The shift marks the first time the government will ask citizens to self-enumerate via an online portal. From May 1 to May 15, 2026, residents can upload their own household details before enumerators begin field verification.
While the Directorate of Census Operations frames this as a move toward transparency, the exercise faces significant hurdles in Meghalaya’s remote hills, where mobile connectivity remains spotty and data privacy concerns persist.
Director of Census Operations Biswajit Pegu confirmed Wednesday that all administrative boundaries in the state were frozen as of December 31, 2025. This “freezing” is a critical factor for villages in disputed “areas of difference” along the Assam-Meghalaya border, as these lines will determine federal funding and resource allocation for the next decade.
The Census will be conducted in two phases.
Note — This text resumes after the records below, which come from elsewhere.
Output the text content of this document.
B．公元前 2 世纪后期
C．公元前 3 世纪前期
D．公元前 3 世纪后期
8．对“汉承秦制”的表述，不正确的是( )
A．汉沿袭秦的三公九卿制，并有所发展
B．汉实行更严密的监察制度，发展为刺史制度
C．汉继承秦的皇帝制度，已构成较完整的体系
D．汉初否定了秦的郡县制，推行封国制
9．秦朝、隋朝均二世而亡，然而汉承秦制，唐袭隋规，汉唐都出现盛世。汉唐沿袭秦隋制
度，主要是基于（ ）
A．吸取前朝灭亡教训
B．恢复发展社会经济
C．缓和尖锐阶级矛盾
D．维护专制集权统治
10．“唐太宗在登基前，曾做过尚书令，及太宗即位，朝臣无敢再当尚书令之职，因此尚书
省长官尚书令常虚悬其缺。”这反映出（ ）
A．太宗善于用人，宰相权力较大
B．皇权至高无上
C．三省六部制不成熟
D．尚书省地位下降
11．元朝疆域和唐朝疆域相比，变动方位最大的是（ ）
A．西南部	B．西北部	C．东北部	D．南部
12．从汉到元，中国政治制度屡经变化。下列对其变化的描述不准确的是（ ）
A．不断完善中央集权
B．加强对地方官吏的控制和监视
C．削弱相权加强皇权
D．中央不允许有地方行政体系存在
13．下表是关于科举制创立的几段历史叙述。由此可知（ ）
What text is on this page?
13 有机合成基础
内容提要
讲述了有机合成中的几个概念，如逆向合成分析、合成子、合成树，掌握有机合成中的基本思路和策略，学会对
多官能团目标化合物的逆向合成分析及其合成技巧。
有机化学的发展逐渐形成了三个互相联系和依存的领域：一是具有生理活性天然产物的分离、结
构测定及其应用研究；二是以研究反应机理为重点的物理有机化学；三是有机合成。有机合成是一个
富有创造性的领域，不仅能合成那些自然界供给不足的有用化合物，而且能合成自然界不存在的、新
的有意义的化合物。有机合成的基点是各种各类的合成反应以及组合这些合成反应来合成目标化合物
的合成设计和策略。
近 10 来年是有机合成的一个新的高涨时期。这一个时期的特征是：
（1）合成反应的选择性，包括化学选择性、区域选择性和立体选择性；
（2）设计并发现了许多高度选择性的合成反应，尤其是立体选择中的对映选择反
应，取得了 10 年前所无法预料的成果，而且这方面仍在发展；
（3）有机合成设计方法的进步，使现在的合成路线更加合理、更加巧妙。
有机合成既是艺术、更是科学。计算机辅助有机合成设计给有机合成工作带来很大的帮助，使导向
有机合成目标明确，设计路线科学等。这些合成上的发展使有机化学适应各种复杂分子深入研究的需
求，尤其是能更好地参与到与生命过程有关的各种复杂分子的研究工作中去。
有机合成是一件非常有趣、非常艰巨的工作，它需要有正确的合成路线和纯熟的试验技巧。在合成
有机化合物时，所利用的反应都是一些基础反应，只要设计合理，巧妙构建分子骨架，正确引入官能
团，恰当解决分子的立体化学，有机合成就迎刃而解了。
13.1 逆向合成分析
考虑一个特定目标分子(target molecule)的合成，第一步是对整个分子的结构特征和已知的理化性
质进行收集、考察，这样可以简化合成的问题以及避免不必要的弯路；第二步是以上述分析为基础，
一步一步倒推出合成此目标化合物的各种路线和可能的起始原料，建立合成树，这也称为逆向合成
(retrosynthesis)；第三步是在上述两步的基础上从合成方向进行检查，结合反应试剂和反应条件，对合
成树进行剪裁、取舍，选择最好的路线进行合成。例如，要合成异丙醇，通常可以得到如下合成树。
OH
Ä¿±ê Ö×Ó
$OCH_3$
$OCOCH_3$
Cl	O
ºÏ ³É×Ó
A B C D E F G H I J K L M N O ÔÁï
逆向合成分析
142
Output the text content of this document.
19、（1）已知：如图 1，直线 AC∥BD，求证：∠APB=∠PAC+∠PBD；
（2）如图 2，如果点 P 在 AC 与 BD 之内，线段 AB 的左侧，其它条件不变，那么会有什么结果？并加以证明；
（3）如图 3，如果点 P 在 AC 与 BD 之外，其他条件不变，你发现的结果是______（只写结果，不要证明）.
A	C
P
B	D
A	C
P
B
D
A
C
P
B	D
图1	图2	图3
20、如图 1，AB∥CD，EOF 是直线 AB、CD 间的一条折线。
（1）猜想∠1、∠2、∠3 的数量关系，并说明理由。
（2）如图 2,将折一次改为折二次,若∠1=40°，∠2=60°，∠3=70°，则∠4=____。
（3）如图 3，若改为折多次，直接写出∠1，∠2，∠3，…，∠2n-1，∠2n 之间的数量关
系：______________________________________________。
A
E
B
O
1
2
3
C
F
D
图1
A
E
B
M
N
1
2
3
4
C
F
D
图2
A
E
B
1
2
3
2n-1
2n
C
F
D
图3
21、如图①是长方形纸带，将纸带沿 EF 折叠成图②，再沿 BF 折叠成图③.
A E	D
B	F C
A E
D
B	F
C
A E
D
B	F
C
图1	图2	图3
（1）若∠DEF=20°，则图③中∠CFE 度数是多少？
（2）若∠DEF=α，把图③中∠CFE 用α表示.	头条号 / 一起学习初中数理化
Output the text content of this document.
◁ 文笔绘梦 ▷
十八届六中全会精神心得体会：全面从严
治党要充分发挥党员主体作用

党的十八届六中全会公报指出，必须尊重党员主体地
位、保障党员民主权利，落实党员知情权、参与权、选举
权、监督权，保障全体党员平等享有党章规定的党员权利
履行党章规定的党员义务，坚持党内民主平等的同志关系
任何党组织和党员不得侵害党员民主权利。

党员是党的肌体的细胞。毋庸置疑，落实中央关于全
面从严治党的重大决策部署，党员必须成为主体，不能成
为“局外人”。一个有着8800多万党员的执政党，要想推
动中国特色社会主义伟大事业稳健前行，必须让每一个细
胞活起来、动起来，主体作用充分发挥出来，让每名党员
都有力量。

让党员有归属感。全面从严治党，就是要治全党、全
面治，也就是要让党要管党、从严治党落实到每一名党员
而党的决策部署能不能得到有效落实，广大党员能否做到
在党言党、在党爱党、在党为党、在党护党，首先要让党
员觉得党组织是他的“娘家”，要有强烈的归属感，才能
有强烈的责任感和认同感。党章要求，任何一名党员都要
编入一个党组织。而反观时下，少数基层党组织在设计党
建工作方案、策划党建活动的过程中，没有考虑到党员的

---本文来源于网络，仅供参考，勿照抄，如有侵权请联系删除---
Phase I, the House Listing Operations (HLO), runs from May 16 to June 14, 2026. During this period, 9,000 enumerators will use a mobile application to record housing conditions and assets across 33 specific questions. Phase II, the actual Population Enumeration, is scheduled for February 2027.
Addressing concerns over data security, Pegu stated that the Census Management and Monitoring System (CMMS) portal would use robust safeguards. He claimed that individual data would remain confidential, with only aggregated statistics released for policy use. However, the reliance on digital entries puts the burden of accuracy on a population that has traditionally relied on physical verification.
The exercise will cover all normal and institutional households, though foreigners and diplomatic personnel are excluded from the initial house-listing phase. To manage the transition, a national toll-free helpline (1855) has been set up to assist those struggling with the digital interface.
The 2027 Census will be the 16th for India and the 8th since Independence. In Meghalaya, Deputy Commissioners will serve as Principal Census Officers, overseeing a multi-layered hierarchy of charge officers and supervisors to ensure the transition from paper to pixels does not lead to an undercount in the state’s most isolated corners.